Soap Ingredients


Soap has been around for centuries. Earliest evidence of soap comes from Babylonia, when they found clay cylinders containing a substance similar to soap in 2800 BC. And moreover a clay tablet containing an inscription of a formula for soap including soap ingredients were also found in Babylonia in 2200 BC. Additionally there is historical evidence from Egypt, Phoenicia, Rome, France, Germany, and Arab countries indicating the existence of soap in their cultures.

In the middle ages, the two main soap ingredients were animal fat and lye (sodium hydroxide). But today soap ingredients have evolved to introduce exotic oils and different fragrances. Solids fats such as palm oil, coconut oil, lard (pork fat), and tallow (beef fat) are used as soap ingredients to formulate hard bars of soap.

Oils such as soybean oil, olive oil, jojoba oil, lavender oil, tea tree oil and canola oil is used to formulate mild soaps which are soft and easy on the skin. Before the World War 1, soap was made mostly at home. Animal fats were saved as soap ingredients and transformed in to soap. The scarcity of fats during the war gave way for businesses that recognized the need to manufacture soap in a large scale and market to the consumer. Detergents and fabric softeners were other byproducts were born thanks to mass production of soap.

As completion grew, and consumers had more varieties and brands to experiment with soap companies became stringent in their methods, quality and research. Their research suggested that plant based oils are easily absorbed in to the skin leaving in fresh and moisturized, whereas, soap made of animal fat clogged pores, dried the skin and even aggravated skin diseases.

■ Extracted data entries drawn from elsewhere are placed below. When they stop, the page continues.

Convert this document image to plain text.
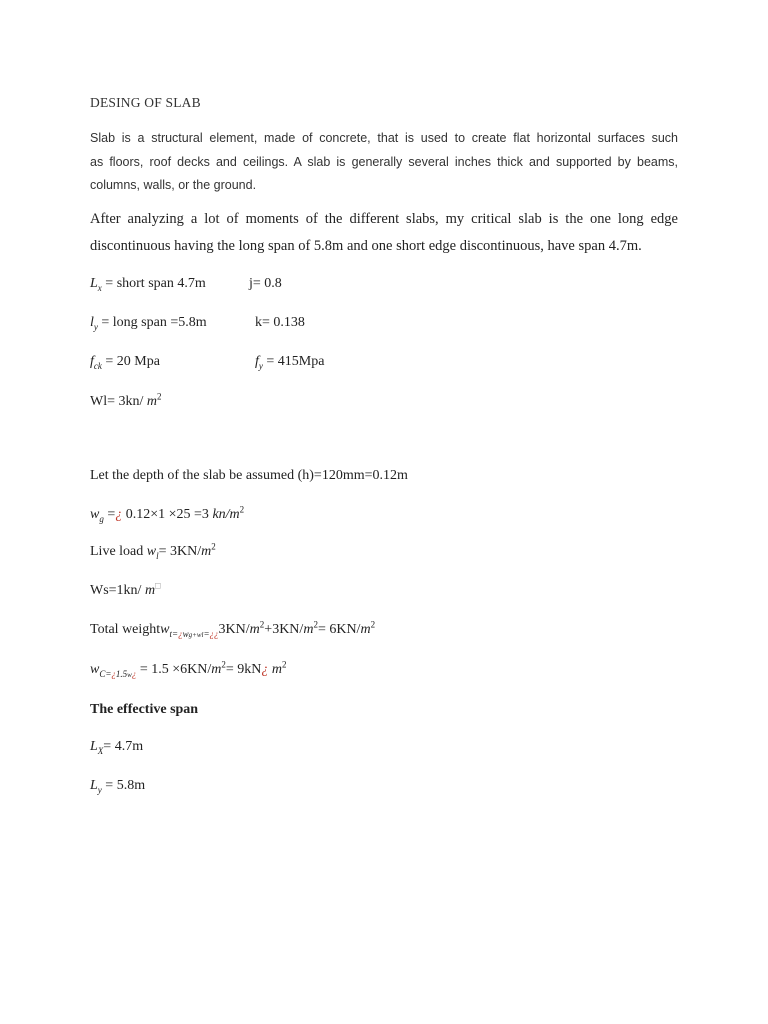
DESING OF SLAB
Slab is a structural element, made of concrete, that is used to create flat horizontal surfaces such
as floors, roof decks and ceilings. A slab is generally several inches thick and supported by beams,
columns, walls, or the ground.
After analyzing a lot of moments of the different slabs, my critical slab is the one long edge
discontinuous having the long span of 5.8m and one short edge discontinuous, have span 4.7m.
$L_x$ = short span 4.7m	j= 0.8
$l_y$ = long span =5.8m	k= 0.138
$f_{ck} = 20$ Mpa	$f_y = 415Mpa$
Wl= 3kn/ $m^2$
Let the depth of the slab be assumed (h)=120mm=0.12m
$w_g$ =¿ 0.12×1 ×25 =3 $kn/m^2$
Live load $w_l= 3KN/m^2$
Ws=1kn/ m□
Total $weightw_{t=¿wg+wl=¿¿}3KN/m^2+3KN/m^2= 6KN/m^2$
$w_{C=¿1.5w¿} = 1.5 \times 6KN/m^2=$ 9kN¿ $m^2$
The effective span
$L_X= 4.7m$
$L_y = 5.8m$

Over the years, new oils were introduced as soap ingredients to replace animal fats. These oils were mainly from fruits, vegetables, grains, nuts and also flowers.

Making soap at home is not difficult, if you have the correct soap ingredients and the quantities. The basic formula for soap making is the combination and heating of oil with lye. This results in a basic bar of soap. But the trick lies in getting the correct quantities and consistencies. Although there are many methods of soap making, the most popular method is the basic cold process. With the cold process method, you will only be required to heat your chosen oils from your list of soap ingredients. The rest of the soap ingredients such as lye, colors, glycerin, fragrances and preservatives can be added as soon as the oil is removed from the heat.

Most of the soap ingredients are easy to find. You can get them from the local grocery stores or buy the soap making ingredients as kits at craft supply stores. Whatever your reason for making soaps, whether it is for your personal use, as a home business or for gift giving, once you understand the process it can be quite lucrative and fun as well.